I just read another terrific post written by Cynthia Bailey Rug on the topic of chaos.* Specifically, she states that those of us who grow up in chaotic environments, have a strong tendency to get into similar chaotic relationships as an adult. This is true, she says, until we have found a way to heal from our childhood wounds.
I believe it was Freud who first called this type of behavior “repetition compulsion.” His theory was that we gravitate toward unhealthy relationships that are similar to the unhealthy childhood home we grew up in, because we are unconsciously trying to resolve, or fix, whatever was broken in our childhood.
But I disagree with Freud. I believe the driving force behind this frustrating and self-defeating behavior is simply what Cynthia says in her post: as adults, we gravitate toward what we are accustomed to. When a relationship mirrors the way we grew up, it feels familiar. It feels like home. Even when home was a terrifying and dangerous place to be.
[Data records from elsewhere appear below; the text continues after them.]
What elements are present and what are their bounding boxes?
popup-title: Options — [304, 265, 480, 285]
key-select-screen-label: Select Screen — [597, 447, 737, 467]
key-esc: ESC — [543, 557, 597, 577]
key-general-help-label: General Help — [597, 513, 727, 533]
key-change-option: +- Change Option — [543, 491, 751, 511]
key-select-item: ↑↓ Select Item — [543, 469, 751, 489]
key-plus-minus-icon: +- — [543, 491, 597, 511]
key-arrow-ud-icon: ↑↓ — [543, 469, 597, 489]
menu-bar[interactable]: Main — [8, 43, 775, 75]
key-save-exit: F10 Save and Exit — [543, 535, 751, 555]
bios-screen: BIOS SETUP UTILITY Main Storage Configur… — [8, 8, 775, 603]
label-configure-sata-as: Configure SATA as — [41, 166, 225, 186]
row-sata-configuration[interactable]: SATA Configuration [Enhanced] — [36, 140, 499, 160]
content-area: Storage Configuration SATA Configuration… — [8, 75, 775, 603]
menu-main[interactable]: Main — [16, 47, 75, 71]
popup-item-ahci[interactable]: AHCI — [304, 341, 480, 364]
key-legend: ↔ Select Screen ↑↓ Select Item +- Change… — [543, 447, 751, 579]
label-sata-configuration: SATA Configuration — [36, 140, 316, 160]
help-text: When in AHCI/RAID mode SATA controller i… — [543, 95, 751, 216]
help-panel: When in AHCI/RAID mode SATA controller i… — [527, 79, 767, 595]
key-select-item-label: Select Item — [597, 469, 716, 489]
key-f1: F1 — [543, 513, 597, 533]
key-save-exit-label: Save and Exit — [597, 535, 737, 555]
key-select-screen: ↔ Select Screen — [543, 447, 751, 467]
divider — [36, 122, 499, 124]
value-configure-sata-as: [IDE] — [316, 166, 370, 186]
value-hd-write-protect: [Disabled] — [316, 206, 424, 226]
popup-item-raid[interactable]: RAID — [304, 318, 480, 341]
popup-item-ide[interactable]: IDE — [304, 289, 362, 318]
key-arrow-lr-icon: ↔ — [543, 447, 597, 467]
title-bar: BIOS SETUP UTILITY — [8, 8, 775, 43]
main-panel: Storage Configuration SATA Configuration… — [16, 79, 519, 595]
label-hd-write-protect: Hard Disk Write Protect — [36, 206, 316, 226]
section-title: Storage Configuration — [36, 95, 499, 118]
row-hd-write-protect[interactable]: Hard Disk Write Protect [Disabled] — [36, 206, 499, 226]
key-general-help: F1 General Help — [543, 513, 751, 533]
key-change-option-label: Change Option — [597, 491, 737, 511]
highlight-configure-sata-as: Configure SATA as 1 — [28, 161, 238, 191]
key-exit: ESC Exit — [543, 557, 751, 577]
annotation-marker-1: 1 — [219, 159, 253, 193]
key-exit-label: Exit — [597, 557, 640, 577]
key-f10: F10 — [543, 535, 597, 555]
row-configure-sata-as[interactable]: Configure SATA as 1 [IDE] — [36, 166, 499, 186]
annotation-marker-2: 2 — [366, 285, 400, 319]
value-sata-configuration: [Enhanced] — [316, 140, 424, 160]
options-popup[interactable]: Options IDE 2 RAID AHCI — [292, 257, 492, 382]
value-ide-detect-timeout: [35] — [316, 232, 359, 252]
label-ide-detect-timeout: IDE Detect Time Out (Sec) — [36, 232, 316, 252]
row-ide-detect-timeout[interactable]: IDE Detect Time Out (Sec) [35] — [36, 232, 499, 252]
A study I read about that was done with rats appears to bear this theory out.** In this study, half of the rats were born and raised in the perfect rat environment. These rats had plenty of food, plenty of water, comfort, and safety. Whatever makes a rat healthy, happy and secure, these rats had it. But the comparison group of rats were raised in chaos, in an environment where there was never enough food, no safety, and no security. Whatever makes a rat miserable, short of outright killing them, that was what they got.
After the rats were grown, they were moved to an entirely different place. Here, they were given the choice of which environment they wanted to live in. In this new place, there was an easily accessible area that was, once again, rat perfect. There was also another area that mimicked the miserable, uncomfortable, and dangerous environment.
Being unrestricted and free to choose between the two, you would expect that all of the rats would run to rat paradise, wouldn’t you? Surely no rat in his (or her) right mind would voluntarily choose to live in rat hell!
But this is what happened, according to what I remember reading about the study: the rats that were raised in the perfect environment, chose to live in the new rat paradise. But the rats that grew up miserable and uncomfortable — always either too hot or too cold, starved, subjected to very bright lights and extremely loud noises — those rats chose to live in the new chaotic, miserable, dangerous environment. Even when rat paradise was right around the corner and easily accessible.
I believe this explains pretty much everything about my previous rat-like existence, lol. Until I finally got help for my PTSD, I went from one bad relationship with an unloving abusive narcissist, to another and another. Like my daughter told me when I was going through my last divorce in the year 2000: “Mom, I know there are always more fish in the sea. But you are fishing in a toxic pond!”
It hurt a little to hear that, but she was exactly right. Today I thank God that I am finally free of relationship toxicity, and have been for almost 15 years.
*This post was inspired by another great article by Cynthia Bailey Rug, titled “Comfort in Chaos”. Please check it out:
Thank you for stopping by. Happy Turkey Day tomorrow! Please say a little prayer for me if you will. I saw a surgeon yesterday and he told me that my suspicion was correct, I have skin cancer. My surgery is scheduled for December 6. I just got back from having a pre-op ecg and bloodwork done. This will be my fourth surgery under general anesthesia since May of last year. I told the surgeon that we have to stop meeting like this!
God bless. Here’s a big grandma ((HUG)) if you want one.
**Unfortunately, I don’t remember where I read about this fascinating rat study. I tried googling it, but haven’t had any luck so far. If anyone reading this knows what study I am talking about, please tell me in a comment! Otherwise, if or when I find some information on this study, I will come back here and post a link.